Autism is an extraordinarily contested condition. To some, it is a devastating disease; to others, it is a valued aspect of identity. Young people growing up with an autism spectrum diagnosis face the task of reconciling these two seemingly incompatible understandings of their condition, in the context of their own developing identities. How do they do it, and what can we learn from their creativity and wisdom?

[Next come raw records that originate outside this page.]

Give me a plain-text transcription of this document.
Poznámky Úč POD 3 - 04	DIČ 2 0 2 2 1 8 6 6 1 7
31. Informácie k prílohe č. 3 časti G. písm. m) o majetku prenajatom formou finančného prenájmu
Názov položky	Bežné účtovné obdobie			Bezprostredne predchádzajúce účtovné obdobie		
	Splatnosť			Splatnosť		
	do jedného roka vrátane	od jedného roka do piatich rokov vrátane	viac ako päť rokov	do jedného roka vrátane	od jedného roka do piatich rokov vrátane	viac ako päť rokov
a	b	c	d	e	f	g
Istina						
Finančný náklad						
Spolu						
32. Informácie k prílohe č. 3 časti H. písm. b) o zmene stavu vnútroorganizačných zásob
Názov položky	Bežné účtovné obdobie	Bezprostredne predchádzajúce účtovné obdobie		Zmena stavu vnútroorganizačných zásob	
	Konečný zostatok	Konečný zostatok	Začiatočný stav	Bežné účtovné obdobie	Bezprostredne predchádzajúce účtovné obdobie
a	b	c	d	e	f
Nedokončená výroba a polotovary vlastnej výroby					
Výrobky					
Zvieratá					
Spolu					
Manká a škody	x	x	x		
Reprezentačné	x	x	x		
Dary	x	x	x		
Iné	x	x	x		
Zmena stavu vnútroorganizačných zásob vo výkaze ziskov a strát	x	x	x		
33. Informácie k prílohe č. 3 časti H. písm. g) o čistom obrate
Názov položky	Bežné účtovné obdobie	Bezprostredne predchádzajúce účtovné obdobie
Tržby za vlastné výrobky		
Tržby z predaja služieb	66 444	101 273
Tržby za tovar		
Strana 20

Based on several years of ethnographic fieldwork with youth on the autism spectrum, their families, and the professionals who work with them, this talk will explore the way people affected by autism spectrum conditions negotiate the meanings of these diagnoses in the spaces where they live, work, play, and love in their everyday lives. Medicalized understandings of autism as damaging disease or as hardwired neurogenetic identity are insufficient to capture the full meanings of autism as it is lived – the way it brings both vulnerability and strength, creates both alienation and community, and constitutes the self while also profoundly disrupting it. Instead, youth on the spectrum draw on an alternative shared mythology out of fantasy literature, video games and other speculative fictions to conceptualize their condition, re-envisioning themselves as mutant, hybrid, permeable creatures. In doing so, they invite us to transcend the limitations of our bounded bodies, imagining a broader and more inclusive conception of what it means to be ourselves.
Elizabeth Fein is an assistant professor of psychology at Duquesne University and author of Living on the Spectrum: Autism and Youth in Community (NYU Press, 2020). A licensed clinical psychologist and psychological anthropologist, she is the co-editor of Autism in Translation: An Intercultural Conversation on Autism Spectrum Conditions (Palgrave, 2018). Her presentation is sponsored by the College of Liberal Arts and Social Sciences Critical Engagements initiative.